This excerpt taken from the PTA 8-K filed Nov 12, 2008.
The obligations of the Seller under this Agreement shall, at the option of the Seller, be subject to the satisfaction, of the following conditions:
9.1 Representations and Warranties. Each of the representations and warranties made by Buyer in this Agreement shall be true and correct in all material respects, other than those representations and warranties of Buyer contained herein that are qualified by materiality, which shall be true and correct in all respects, in each case, as of the date of this Agreement and as of the Closing Date.
9.2 Performance. Buyer shall have performed and complied with, in all respects, each agreement, covenant and obligation required by this Agreement to be so performed or complied with by Buyer at or before the Closing.
9.3 Officers Certificate. Buyer shall have delivered to the Seller a certificate of the Secretary or an Assistant Secretary of Buyer dated the Closing Date certifying that the conditions set forth in Sections 9.1 and 9.2 have been satisfied.
9.4 Orders and Laws. There shall not be in effect on the Closing Date any Court Order, law or regulation restraining, enjoining or otherwise prohibiting or making illegal the consummation of any of the transactions contemplated by this Agreement.
9.5 Regulatory Consents and Approvals.
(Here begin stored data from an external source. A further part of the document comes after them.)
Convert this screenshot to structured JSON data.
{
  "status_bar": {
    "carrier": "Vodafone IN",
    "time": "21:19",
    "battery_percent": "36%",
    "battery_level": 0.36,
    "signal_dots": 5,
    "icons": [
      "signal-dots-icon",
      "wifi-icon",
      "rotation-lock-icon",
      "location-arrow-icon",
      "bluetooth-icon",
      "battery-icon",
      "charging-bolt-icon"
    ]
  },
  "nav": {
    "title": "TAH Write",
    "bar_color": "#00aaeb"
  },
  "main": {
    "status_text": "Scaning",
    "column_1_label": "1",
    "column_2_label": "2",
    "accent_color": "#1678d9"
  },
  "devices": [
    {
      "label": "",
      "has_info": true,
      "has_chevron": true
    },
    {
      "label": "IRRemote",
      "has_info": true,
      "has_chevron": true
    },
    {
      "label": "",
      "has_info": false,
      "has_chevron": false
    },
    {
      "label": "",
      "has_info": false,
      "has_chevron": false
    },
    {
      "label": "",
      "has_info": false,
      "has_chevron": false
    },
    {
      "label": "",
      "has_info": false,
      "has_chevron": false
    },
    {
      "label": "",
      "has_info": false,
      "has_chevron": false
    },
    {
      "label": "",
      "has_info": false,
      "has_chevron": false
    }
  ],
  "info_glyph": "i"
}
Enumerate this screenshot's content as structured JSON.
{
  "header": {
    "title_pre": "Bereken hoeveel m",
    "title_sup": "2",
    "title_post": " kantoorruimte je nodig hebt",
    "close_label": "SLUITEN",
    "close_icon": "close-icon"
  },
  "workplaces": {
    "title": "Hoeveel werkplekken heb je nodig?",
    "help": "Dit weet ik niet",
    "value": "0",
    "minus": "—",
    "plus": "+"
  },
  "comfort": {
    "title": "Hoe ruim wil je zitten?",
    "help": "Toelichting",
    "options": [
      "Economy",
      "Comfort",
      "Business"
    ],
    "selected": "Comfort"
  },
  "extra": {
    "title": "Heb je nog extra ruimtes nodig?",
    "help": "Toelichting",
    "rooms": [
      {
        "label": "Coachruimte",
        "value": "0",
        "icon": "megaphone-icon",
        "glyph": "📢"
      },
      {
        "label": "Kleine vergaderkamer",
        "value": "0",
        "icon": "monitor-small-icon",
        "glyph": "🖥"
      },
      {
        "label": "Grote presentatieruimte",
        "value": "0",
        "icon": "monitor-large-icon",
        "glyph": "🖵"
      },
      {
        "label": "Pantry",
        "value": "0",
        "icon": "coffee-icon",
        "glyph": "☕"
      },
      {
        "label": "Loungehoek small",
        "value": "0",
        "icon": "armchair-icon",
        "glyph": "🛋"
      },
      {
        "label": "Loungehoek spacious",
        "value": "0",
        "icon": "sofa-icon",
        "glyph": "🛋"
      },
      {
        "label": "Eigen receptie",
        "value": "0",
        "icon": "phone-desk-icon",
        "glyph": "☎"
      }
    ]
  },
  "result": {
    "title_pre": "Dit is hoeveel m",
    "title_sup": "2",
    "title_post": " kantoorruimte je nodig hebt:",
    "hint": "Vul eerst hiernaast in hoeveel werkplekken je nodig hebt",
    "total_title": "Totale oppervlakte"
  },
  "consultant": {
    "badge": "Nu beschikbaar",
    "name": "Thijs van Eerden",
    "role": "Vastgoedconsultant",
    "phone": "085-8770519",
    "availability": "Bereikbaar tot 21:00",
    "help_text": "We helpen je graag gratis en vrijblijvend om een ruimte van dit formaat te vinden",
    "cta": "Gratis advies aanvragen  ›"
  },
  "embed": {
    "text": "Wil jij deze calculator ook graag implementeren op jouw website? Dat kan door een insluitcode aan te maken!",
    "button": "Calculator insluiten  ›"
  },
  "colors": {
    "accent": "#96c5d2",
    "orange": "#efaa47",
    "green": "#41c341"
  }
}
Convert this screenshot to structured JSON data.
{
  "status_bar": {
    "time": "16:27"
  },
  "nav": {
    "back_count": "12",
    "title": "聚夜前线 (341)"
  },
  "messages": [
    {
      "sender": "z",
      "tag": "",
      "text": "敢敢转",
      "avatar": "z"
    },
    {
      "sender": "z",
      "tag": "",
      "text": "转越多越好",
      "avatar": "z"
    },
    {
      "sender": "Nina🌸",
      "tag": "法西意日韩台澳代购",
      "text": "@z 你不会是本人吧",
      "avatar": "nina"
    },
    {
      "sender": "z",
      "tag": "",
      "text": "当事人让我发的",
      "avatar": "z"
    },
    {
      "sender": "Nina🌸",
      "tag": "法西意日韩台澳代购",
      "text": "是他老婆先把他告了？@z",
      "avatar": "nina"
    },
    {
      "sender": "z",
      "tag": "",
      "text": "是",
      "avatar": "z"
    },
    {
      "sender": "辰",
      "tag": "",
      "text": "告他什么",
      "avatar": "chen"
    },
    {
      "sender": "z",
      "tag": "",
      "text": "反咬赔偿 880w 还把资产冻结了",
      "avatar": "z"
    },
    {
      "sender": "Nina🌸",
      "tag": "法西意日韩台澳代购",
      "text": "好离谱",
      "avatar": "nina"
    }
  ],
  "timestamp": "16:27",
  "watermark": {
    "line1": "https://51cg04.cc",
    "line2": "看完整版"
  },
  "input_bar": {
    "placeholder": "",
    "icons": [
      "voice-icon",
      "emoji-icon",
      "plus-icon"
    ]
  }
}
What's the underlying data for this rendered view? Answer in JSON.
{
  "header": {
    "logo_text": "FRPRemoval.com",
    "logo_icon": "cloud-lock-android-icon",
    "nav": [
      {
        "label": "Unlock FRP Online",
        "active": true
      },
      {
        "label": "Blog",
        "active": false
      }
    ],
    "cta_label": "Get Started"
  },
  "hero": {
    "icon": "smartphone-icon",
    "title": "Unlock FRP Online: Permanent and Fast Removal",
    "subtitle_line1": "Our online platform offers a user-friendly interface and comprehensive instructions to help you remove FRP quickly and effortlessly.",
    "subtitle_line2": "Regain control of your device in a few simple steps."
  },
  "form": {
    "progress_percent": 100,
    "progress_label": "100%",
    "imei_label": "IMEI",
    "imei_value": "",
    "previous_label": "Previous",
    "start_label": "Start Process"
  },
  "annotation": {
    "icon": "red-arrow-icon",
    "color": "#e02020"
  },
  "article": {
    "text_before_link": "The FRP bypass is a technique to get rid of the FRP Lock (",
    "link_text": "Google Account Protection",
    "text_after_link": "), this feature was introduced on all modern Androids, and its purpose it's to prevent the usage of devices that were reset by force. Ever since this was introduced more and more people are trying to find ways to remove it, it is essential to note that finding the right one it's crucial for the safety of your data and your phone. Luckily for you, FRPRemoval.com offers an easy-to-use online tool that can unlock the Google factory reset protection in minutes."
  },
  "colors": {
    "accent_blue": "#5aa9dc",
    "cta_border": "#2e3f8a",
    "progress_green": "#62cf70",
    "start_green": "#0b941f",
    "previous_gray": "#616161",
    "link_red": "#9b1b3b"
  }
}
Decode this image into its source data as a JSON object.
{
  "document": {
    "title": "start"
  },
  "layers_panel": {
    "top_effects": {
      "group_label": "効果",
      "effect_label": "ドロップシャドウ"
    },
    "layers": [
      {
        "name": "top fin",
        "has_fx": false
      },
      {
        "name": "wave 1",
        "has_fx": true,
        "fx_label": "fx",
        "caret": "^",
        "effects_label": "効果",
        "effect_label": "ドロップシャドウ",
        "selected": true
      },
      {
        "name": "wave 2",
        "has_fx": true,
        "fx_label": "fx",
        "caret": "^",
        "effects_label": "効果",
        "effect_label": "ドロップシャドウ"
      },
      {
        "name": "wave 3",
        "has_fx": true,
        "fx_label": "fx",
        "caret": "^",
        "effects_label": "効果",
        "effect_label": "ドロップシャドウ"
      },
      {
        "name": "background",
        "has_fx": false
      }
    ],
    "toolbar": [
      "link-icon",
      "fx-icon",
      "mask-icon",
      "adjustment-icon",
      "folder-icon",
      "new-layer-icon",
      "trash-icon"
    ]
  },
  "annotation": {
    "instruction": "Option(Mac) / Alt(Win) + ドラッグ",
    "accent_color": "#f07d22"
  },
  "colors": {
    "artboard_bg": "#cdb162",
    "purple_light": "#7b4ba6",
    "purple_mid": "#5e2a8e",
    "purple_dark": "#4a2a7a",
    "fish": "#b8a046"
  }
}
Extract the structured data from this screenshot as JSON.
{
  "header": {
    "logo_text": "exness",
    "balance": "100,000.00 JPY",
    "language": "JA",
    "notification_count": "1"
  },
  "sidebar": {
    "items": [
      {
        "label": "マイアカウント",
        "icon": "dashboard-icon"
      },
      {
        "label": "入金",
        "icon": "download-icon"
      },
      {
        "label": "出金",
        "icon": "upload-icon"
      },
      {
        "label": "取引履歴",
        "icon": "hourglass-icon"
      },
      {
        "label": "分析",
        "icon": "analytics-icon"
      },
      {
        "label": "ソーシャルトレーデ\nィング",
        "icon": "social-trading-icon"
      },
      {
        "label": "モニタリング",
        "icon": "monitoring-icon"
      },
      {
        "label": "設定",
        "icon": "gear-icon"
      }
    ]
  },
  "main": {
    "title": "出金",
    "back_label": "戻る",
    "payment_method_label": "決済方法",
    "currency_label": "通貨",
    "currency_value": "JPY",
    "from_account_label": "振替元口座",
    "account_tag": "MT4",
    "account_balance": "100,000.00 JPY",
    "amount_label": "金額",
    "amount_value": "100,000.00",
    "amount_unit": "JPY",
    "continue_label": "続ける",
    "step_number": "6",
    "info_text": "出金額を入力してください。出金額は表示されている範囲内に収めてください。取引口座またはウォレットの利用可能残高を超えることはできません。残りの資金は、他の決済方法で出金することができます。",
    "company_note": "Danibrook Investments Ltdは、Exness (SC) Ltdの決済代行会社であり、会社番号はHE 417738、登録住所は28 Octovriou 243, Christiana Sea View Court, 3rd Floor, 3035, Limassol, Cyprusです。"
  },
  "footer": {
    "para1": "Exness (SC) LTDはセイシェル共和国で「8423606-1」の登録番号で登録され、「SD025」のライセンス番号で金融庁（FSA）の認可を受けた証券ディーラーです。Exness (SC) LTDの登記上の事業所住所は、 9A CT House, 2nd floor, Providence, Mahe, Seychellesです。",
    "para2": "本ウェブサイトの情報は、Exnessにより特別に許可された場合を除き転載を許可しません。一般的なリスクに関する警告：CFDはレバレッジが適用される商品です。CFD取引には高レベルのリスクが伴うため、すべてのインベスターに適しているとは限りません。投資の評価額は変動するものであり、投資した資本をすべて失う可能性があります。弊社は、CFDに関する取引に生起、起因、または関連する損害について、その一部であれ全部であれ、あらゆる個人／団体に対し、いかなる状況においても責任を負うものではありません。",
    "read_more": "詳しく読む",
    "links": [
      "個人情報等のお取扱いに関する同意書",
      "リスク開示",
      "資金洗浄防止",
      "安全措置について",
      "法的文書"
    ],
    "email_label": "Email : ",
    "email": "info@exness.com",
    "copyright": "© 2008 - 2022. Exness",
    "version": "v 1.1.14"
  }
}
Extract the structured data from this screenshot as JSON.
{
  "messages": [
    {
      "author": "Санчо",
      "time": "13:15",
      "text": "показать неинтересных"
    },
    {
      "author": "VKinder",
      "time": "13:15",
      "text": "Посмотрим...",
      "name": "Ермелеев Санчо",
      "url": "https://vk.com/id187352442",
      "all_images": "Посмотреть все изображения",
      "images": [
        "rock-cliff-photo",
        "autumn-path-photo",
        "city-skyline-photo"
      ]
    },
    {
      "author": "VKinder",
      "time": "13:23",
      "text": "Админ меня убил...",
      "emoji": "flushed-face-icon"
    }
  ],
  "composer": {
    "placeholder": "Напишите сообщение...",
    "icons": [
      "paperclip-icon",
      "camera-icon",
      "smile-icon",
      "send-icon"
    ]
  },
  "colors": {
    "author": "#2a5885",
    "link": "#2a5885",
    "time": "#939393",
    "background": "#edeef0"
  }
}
All consents, approvals and actions of, filings with and notices to any Governmental Body necessary to permit Buyer, the Seller and the Company to perform their obligations under this Agreement and to consummate the transactions contemplated hereby (i) shall have been duly obtained, made or given, (ii) shall not be subject to the satisfaction of any condition that has not been satisfied or waived and (iii) shall be in full force and effect, and all terminations or expirations of waiting periods imposed by any Governmental Body necessary for the consummation of the transactions contemplated by this Agreement shall have occurred.